Ça y est, jour-J. J’ai fardé mes paupières, épilé mes zones forestières, pschitté Hypnôse de Lancôme partout. Mon chéri m'emmène au Chedi Andermatt, «l'un des plus beaux hôtels perchés dans les alpes suisses» selon Vogue. Alors oui, c'est un peu cher mais c'est pas le moment de faire les râpes, c’est la Saint-Valentin, merde.
J'ai hésité avec le W à Verbier, sacré «meilleur hôtel de ski du monde», mais Le Nouvelliste, c'est pas Vogue, quoi.
Seule dans la salle de bain, je réfléchis au cadeau qu’il pourrait m’offrir. Dans Madame Figaro, ils disent que cette année, il faut miser sur les valeurs sûres: bijoux, fleurs, foulard… Ils proposent aussi un «chargeur en forme de coeur Saint Laurent qui visera sans doute juste». Mouais. J’espère au moins qu’il a lu l’article de GQ qui dit ce qu’il ne faut pas offrir à une femme, genre un fer à repasser. Quelle idée! J’ai un steamer, moi.
En me lissant les cheveux (Grazia et Biba ont disserté sur les couleurs à la mode cet hiver et comme j'étais à la bourre sur mes lectures, je n’ai pas su me décider entre Mousy Hair et Smoky Hair, ça sera donc Natural Hair en attendant), je réfléchis. Ai-je bien choisi son cadeau? L’article de Elle dit qu’il faut sortir des sentiers battus et éviter les vêtements et les objets high-tech mais oser quelque chose d’audacieux, comme un objet de déco.
L'hebdomadaire fait même des suggestions, comme un terrarium, une statuette ananas ou un arrosoir, «surtout si celui-ci est en métal doré». J’ai donc choisi l’arrosoir. Au bureau, Amour a un ficus.
On descend au bar, je demande un Coeur de MAM. Le serveur me demande de quoi il s'agit. Je rosis en lui expliquant que c'est un cocktail à base de gin. «Nous n'avons pas cela à la carte». Mon chéri me regarde, dubitatif. «Bah quoi? C'est Paris Match dans son dernier article sur la Saint-Valentin qui en parle. Quand même!»
À table, on regarde la carte des vins. Je me rappelle avoir lu un article sur les meilleurs vins transalpins dans Vogue mais impossible de citer un nom. Ici, les bouteilles se situent entre «cher» et «hors de prix». On choisit un peu au hasard un vin «cher mais sans hypothéquer nos organes vitaux».
Chou propose qu’on s’échange nos cadeaux. D’une voix chantante, je lui dis que le mien est en haut. Une étincelle illumine son regard. Flûte! Il doit penser que j’ai prévu une soirée coquine. J'ai bien acheté quelque chose, mais rien de scandaleux (c'est plus à la mode, non?).
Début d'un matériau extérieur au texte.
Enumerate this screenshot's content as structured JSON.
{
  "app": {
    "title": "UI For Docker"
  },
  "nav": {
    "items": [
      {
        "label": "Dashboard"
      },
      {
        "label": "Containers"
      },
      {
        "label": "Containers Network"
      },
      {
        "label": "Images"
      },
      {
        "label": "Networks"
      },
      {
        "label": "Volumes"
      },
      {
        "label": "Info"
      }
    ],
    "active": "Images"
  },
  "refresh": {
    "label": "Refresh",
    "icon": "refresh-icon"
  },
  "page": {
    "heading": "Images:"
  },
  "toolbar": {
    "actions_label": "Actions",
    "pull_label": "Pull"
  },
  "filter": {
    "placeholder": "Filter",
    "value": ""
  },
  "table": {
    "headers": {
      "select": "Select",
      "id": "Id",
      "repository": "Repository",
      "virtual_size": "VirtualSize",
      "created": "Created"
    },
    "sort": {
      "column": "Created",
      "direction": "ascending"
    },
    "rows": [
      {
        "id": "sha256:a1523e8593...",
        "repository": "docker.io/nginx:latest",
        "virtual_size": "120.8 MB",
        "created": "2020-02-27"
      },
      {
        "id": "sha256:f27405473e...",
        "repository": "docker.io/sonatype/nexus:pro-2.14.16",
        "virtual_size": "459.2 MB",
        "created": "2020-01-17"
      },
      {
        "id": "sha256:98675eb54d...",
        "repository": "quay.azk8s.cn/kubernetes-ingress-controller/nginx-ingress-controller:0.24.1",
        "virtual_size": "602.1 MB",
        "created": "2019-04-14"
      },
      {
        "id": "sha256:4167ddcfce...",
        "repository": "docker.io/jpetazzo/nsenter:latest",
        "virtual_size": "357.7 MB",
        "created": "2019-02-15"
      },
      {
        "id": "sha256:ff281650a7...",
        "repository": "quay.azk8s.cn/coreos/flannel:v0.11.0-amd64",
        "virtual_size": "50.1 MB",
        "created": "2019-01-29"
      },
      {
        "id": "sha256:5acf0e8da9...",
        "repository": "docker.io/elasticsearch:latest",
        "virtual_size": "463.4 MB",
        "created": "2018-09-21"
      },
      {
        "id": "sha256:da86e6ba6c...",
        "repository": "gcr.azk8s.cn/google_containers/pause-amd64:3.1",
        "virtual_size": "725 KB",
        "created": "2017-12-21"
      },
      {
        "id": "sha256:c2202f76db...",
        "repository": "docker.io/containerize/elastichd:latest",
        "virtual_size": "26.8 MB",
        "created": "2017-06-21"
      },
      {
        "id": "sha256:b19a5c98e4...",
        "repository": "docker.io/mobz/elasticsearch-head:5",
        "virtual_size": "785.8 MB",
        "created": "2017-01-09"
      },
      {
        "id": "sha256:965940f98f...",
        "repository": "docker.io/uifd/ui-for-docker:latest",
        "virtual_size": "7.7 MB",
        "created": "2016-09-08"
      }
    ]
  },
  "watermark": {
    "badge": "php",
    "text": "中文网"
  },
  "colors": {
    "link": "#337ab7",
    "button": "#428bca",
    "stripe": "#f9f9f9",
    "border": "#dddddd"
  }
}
Je me suis offert un ensemble rose blush, collab' entre les marques Le Petit Trou et & Other Stories, «une expression puissante à la féminité», vu dans Vanity Fair.
Il me tend une boîte carrée et plate. Je découvre un collier avec un symbole infini. «Parce que je t’aime à l’infini». J'avais lu que les cœurs sont de nouveau tendances et «pas mièvre», et c'est quand même Grazia qui le dit. Du coup, le symbole infini, c'est une surprise. Mais je suis trop heureuse! Et ça ira bien avec ma bague infini, mon bracelet infini, mes boucles d’oreilles infini et mon petit tattoo infini.
Après le repas, enivrée par l’amour et le vin à 140 francs la bouteille, le serveur nous propose de profiter du fumoir pour un dernier verre. On vit un moment privilégié, c'est fou, on a l’impression d’être à Dubaï, le «nouvel eldorado de la jeunesse européenne» selon L'Illustré.
J'ai l'impression d'être dans un speakeasy avec du champagne! En vrai j'y suis jamais allée mais je suppose que ça ressemble à ça.